Anggota DPR RI asal Sumut Fadly Nurzal mengatakan, Sumut dianggap sebagai miniatur Indonesia karena mampu menjaga keharmonisan meski masyarakatnya sangat heterogen.
Meski memiliki dialek yang keras, etnis dan agama yang sangat beragam, tetapi kekerabatan dan kekompakan sangat tinggi sehingga tidak mudah diadu domba.
Bahkan dengan berbagai perbedaan dan dinamika yang ada itu, Sumut disebut menjadi salah satu model sekolah kepemimpinan bagi calon pemimpin nasional.
Namun dua peristiwa kerusuhan itu dapat merusak citra Sumut, terutama di Tanjungbalai yang masyarakat sangat relijius dan selama ini terkenal terbuka.
Politisi PPP itu berharap warga Tanjungbalai dapat mengambil hikmah dari peristiwa yang terjadi dan dapat meningkatkan kekompakan yang telah terbina selama ini.

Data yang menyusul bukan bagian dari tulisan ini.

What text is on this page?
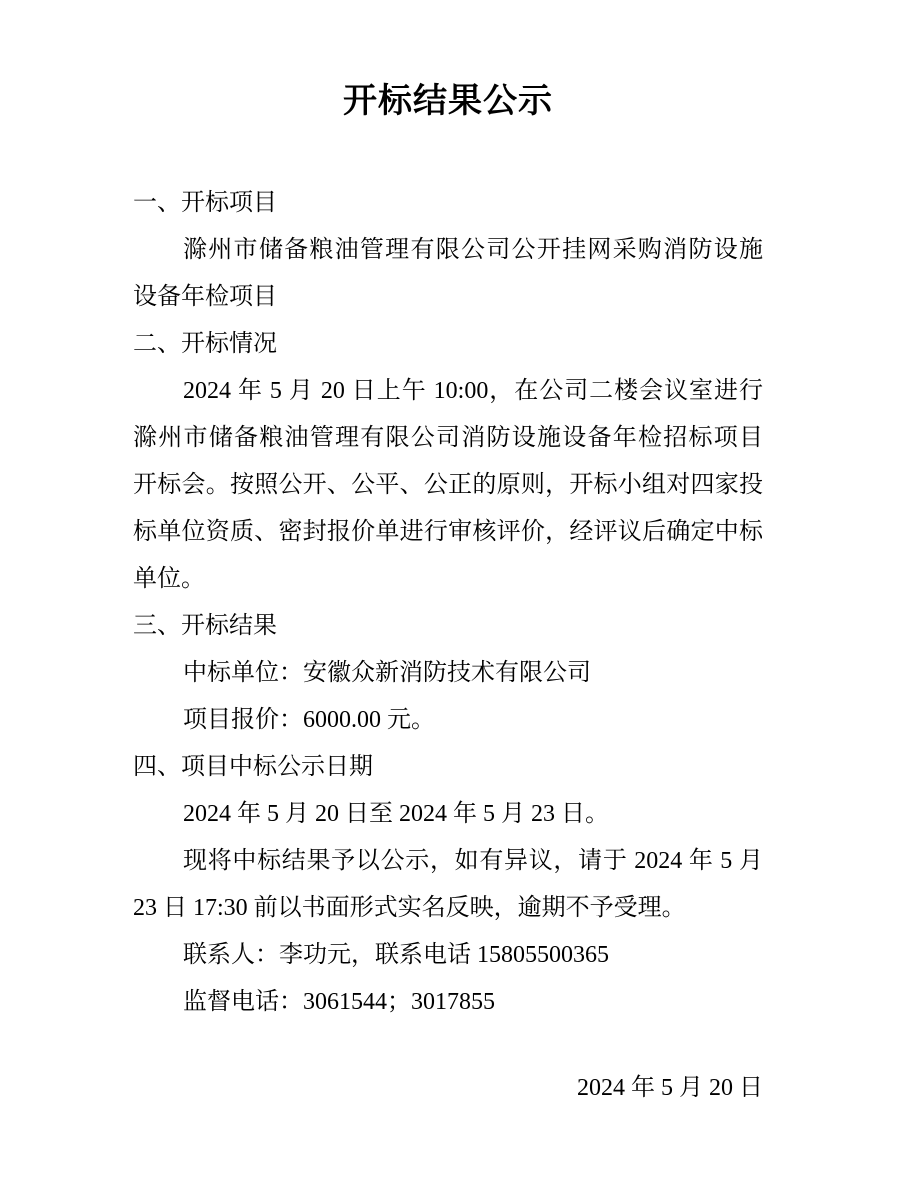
开标结果公示
一、开标项目
滁州市储备粮油管理有限公司公开挂网采购消防设施
设备年检项目
二、开标情况
2024 年 5 月 20 日上午 10:00，在公司二楼会议室进行
滁州市储备粮油管理有限公司消防设施设备年检招标项目
开标会。按照公开、公平、公正的原则，开标小组对四家投
标单位资质、密封报价单进行审核评价，经评议后确定中标
单位。
三、开标结果
中标单位：安徽众新消防技术有限公司
项目报价：6000.00 元。
四、项目中标公示日期
2024 年 5 月 20 日至 2024 年 5 月 23 日。
现将中标结果予以公示，如有异议，请于 2024 年 5 月
23 日 17:30 前以书面形式实名反映，逾期不予受理。
联系人：李功元，联系电话 15805500365
监督电话：3061544；3017855
2024 年 5 月 20 日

"Sebagai putera Tanjungbalai, saya meminta masyarakat, teman, dan keluarga yang ada disana agar menjaga kampung kita," katanya.
Berdasarkan geografis dan sumber daya, Sumut memiliki hampir semua potensi dan keunggulan ekonomi dan politik. Untuk itu, seluruh lapisan masyarakat harus mampu menjaga semua keunggulan dan potensi tersebut.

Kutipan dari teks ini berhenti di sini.